En janvier 2024 : 4,5 millions de Français·e·s avaient relevé le défi du mois sans alcool ! Une campagne de prévention aux bénéfices nombreux, dont l’efficacité a été validée scientifiquement et qui ne cesse de gagner en popularité. Un phénomène de contagion sociale qui contribue à faire évoluer les normes sociales et culturelles relatives à l’alcool. À l’instar du Mois Sans Tabac, cette pause sans alcool ne représenterait-elle donc pas aussi une opportunité pour les professionnel·le·s de santé d’aborder l’alcool en consultation ?
Une campagne efficace pour toucher les consommateurs et consommatrices à risque
Des bénéfices concrets sont rapportés par les participant·e·s : amélioration du sommeil, regain d’énergie, meilleure concentration et des économies non négligeables. Des effets bénéfiques qui se prolongent au-delà de l’expérience, avec des habitudes de consommation plus maîtrisées sur plusieurs mois. Selon l'étude JANOVER[1], ce défi serait une manière efficace de toucher les personnes identifiées comme consommateurs et consommatrices. En effet, 32 % des participant·e·s au défi se reconnaissent comme ayant une consommation d’alcool potentiellement à risque, contre seulement 17 % chez les non-participant·e·s.
Cette étude souligne par ailleurs la valeur des campagnes d'abstinence temporaire en tant qu'outils de santé publique évolutifs et efficaces, ainsi que l'importance de stratégies de soutien personnalisées pour favoriser la réussite et le changement de comportement.
Mois sans alcool : comment s’en saisir en consultation ?
Évoquer les consommations d’alcool en consultation peut parfois s’avérer difficile, que ce soit du côté des patient·e·s ou des professionnel·le·s de santé. Selon le Dr Marc Besnier, médecin généraliste à Iteuil (86) et administrateur à la COREADD Nouvelle-Aquitaine, « Janvier sans alcool doit se préparer dans nos cabinets dès décembre pour inciter les patients à le débuter dès janvier et profiter de leur plus grande motivation ! ».
Comment ? Chaque professionnel trouvera la question d’accroche qui lui convient.
Il existe un challenge en janvier autour de l’arrêt temporaire de l’alcool. En avez-vous entendu parler ?
Après les fêtes, que pensez-vous de tenter de faire une pause ?
Est-ce que ça vous intéresserait de faire le point sur votre consommation d’alcool ?

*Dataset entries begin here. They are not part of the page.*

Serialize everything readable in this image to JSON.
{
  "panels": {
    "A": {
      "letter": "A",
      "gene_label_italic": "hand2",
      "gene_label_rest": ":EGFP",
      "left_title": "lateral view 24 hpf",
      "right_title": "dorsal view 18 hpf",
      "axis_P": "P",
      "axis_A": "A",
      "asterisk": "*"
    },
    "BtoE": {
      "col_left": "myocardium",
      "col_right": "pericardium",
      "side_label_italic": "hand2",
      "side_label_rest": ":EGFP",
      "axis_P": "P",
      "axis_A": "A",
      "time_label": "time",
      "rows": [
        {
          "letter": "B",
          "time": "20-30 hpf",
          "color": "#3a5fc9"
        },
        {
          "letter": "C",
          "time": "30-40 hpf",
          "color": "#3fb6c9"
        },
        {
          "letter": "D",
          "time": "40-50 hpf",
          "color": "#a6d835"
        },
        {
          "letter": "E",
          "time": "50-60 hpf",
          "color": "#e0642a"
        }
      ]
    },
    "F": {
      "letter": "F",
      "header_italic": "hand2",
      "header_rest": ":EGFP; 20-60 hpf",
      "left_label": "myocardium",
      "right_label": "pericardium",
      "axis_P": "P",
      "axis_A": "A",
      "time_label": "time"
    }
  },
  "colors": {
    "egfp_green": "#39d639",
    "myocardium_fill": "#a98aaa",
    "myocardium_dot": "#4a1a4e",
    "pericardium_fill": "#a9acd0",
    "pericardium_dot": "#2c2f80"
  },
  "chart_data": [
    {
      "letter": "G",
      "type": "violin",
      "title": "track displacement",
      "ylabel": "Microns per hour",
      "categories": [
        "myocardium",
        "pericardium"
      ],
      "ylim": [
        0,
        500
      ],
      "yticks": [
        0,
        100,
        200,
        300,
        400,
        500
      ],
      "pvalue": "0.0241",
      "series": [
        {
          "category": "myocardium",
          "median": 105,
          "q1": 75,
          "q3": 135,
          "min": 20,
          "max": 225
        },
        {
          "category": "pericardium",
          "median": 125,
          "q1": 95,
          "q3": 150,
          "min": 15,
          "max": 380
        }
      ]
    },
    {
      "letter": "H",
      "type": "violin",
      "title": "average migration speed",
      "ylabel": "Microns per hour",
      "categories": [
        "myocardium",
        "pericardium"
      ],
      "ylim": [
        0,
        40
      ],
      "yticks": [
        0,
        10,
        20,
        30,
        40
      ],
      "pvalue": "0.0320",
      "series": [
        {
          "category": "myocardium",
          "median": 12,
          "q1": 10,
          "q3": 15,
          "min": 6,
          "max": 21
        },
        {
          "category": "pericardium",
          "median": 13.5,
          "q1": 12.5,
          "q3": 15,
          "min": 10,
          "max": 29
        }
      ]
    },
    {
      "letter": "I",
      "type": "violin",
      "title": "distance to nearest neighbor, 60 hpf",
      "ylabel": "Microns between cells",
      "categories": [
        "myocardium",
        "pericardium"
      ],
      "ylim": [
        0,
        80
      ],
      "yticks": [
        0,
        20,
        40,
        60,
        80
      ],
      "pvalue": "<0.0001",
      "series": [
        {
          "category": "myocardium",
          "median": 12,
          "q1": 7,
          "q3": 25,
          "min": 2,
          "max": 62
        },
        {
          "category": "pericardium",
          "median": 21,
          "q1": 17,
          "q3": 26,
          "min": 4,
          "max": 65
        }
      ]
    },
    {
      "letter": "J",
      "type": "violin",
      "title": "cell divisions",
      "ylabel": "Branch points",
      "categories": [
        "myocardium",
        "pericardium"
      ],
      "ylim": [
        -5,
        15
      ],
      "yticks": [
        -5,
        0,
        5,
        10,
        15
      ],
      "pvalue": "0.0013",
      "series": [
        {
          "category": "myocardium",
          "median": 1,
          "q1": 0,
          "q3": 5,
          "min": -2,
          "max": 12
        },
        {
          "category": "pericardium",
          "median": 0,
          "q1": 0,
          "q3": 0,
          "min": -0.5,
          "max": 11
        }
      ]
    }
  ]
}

Ne pas hésiter à rappeler que ce défi s’adresse à tout le monde et qu’il apporte des bénéfices rapides et concrets (meilleur sommeil, plus d’énergie, perte de poids, meilleure humeur et des économies) et que même si on ne tient pas tout le mois, cette pause permet d’en apprendre plus sur ses habitudes et sur soi, ce qui est déjà très positif ! Enfin, certains motifs de consultation (trouble du sommeil, hypertension, envie de perdre du poids…) permettent particulièrement de rebondir sur ce défi.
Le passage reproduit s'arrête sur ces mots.